おもちゃのピエロ
「やだ、こんなの!」
ケンタは涙を流しながら、お父さんにむかってさけびました。ケンタのお父さんが、誕生日のおいわいに、ピエロのおもちゃを買ってきてくれたのです。お父さんはたくさんのおもちゃの中から、考えて買ってきたものでした。けれど、ケンタはピエロが気に入りません。カッコイイおもちゃをきたいしていました。
その夜、ケンタは夢を見ました。
「僕の仲良しの友だちたちは、みんな楽しそうに店を出ていくんだ。だって、人間に遊んでもらえるんだもの。ぼくだってそうさ」
とてもへんな夢でした。お父さんが買ってきたピエロが、ケンタのうちのおもちゃに話し掛けているのです。それがとてもさびしそうでした。
次の朝、ケンタは起きると、おもちゃ箱にほうりこんだピエロを見ました。ピエロの目の回りが少し黒くよごれていました。

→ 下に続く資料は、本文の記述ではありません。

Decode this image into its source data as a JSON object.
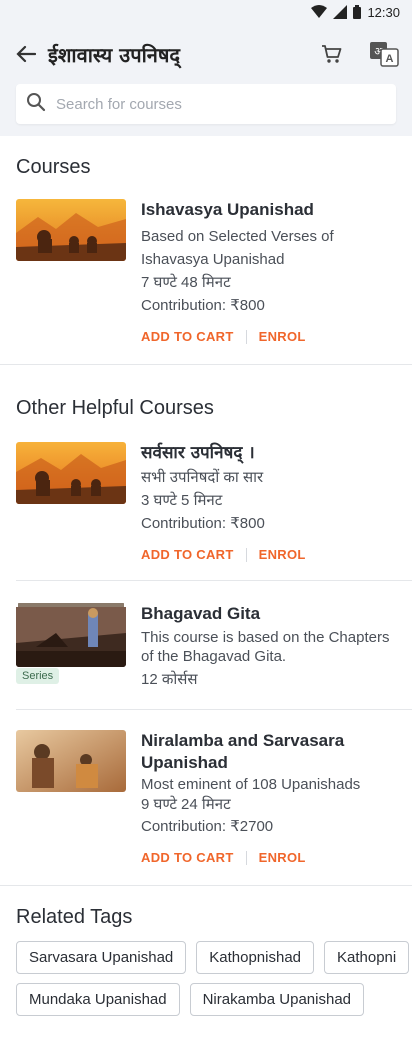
{
  "status": {
    "time": "12:30"
  },
  "appbar": {
    "title": "ईशावास्य उपनिषद्"
  },
  "search": {
    "placeholder": "Search for courses"
  },
  "courses": {
    "heading": "Courses",
    "items": [
      {
        "title": "Ishavasya Upanishad",
        "subtitle": "Based on Selected Verses of Ishavasya Upanishad",
        "duration": "7 घण्टे 48 मिनट",
        "contribution": "Contribution: ₹800",
        "add_to_cart": "ADD TO CART",
        "enrol": "ENROL"
      }
    ]
  },
  "other": {
    "heading": "Other Helpful Courses",
    "items": [
      {
        "title": "सर्वसार उपनिषद् ।",
        "subtitle": "सभी उपनिषदों का सार",
        "duration": "3 घण्टे 5 मिनट",
        "contribution": "Contribution: ₹800",
        "add_to_cart": "ADD TO CART",
        "enrol": "ENROL"
      },
      {
        "title": "Bhagavad Gita",
        "subtitle": "This course is based on the Chapters of the Bhagavad Gita.",
        "count": "12 कोर्सस",
        "badge": "Series"
      },
      {
        "title": "Niralamba and Sarvasara Upanishad",
        "subtitle": "Most eminent of 108 Upanishads",
        "duration": "9 घण्टे 24 मिनट",
        "contribution": "Contribution: ₹2700",
        "add_to_cart": "ADD TO CART",
        "enrol": "ENROL"
      }
    ]
  },
  "tags": {
    "heading": "Related Tags",
    "row1": [
      "Sarvasara Upanishad",
      "Kathopnishad",
      "Kathopni"
    ],
    "row2": [
      "Mundaka Upanishad",
      "Nirakamba Upanishad"
    ]
  },
  "colors": {
    "accent": "#f0662b",
    "appbar_bg": "#f1f3f7",
    "badge_bg": "#dff0e6"
  },
  "icons": [
    "wifi-icon",
    "signal-icon",
    "battery-icon",
    "back-arrow-icon",
    "cart-icon",
    "translate-icon",
    "search-icon"
  ]
}
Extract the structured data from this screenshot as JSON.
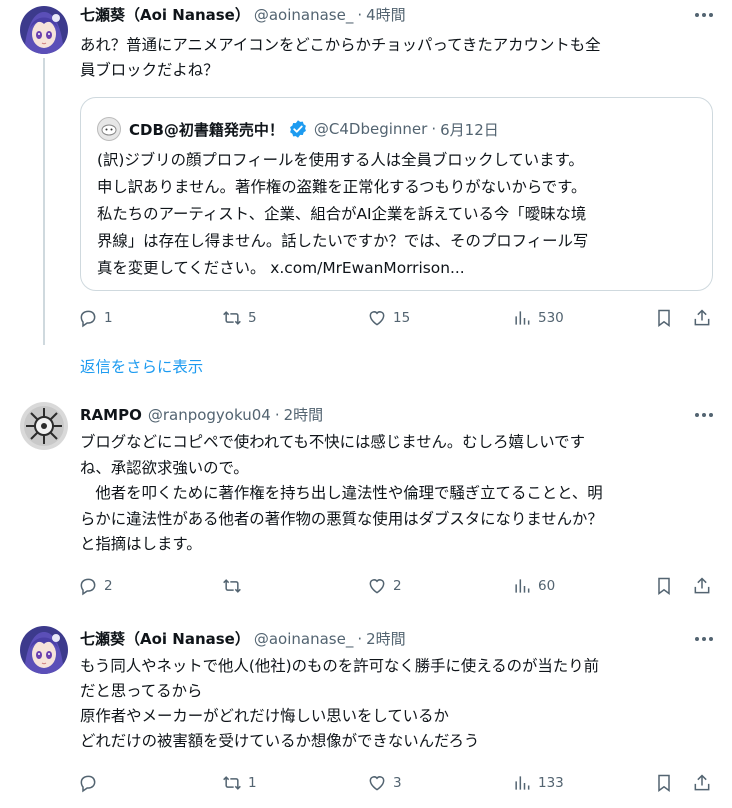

「使わないのに、もうよごれている。こんなおもちゃ、大きらいだ!」
ケンタはわざとお父さんに聞こえるように、大声で言いました。その夜、ケンタはふとんに入りましたが、なかなかねむることができません。ふとんをかぶっていると、だれかの泣く声が聞こえてきました。
「ぼく悲しいよ。やっぱり遊んでもらえない……」
「気にするな。おいらだって、もう遊んでもらってないんだから」
話し声はおもちゃ箱の方から聞こえてきます。ケンタははっとして目をあけ、ふとんからそっと顔を出しました。
「しぃ−、しずかに!」
話し声はそれっきり聞こえません。きのうみた夢は夢ではなくて、本当にピエロがしゃべっていたのではないか、とケンタは思いました
ケンタは飛び起きて、おもちゃ箱の中をのぞきました。けれど、おもちゃ箱の中は、何も変わっていません。ピエロの顔を見ると、今朝みたときよりも、目の回りがまた黒くよごれています。
次の夜、ケンタは眠ったふりをして、ふとんの中で起きていました。
しばらくすると、おもちゃ箱の方から、また話し声が聞こえてきました。
「もう、泣くのはやめなよ」
「でも、きみたちは遊んでもらったからいいよ。ぼくなんて、1回も遊んでもらってないよ」
「わからずやのケンタなんかに遊んでもらわなくても、おいらたちがいるじゃないか。鬼ごっこをして遊ぼうよ」
ケンタはふとんの中で、外のようすをうかがっていました。おもちゃたちはきゃっきゃっと楽しそうな声を上げ、ケンタの部屋の中を、かけずり回っているようです。ふとんの中のケンタは信じられませんでした。
ケンタはガバッと、ふとんから顔を出すと、そのしゅんかんに音は消え、静まり返ってしまいます。
「おかしいな。おもちゃたちが遊んでいたようだけど」
ケンタはふとんから出て、おもちゃの位置を確かめましたが、今朝のままです。でも、よくみると、ピエロの目が少しぬれているではありませんか。ピエロが泣いていたのはまちがいありません。目の回りのよごれは、泣いたピエロが手でこすったので、インクがにじんだのでしょう。ケンタはお父さんとピエロに悪いことをしたと思いました。
次の朝。台所でしんぶんをよんでいるお父さんのそばによって行きました。
「ピエロのおもちゃありがとう。大切にするよ」
ケンタは、てれくさそうに言いました。そして、ケンタはおもちゃ箱の中のピエロと、仲間たちを1個ずつ手に取りました。今はあきてしまったけど、どのおもちゃもなつかしく、すてれられずにとっておいたおもちゃたちです。
「さぁ、ぼくも入るから、鬼ごっこしようか?」
ケンタがいうと、いっしゅん、おもちゃたちのざわめきが聞こえたようでした。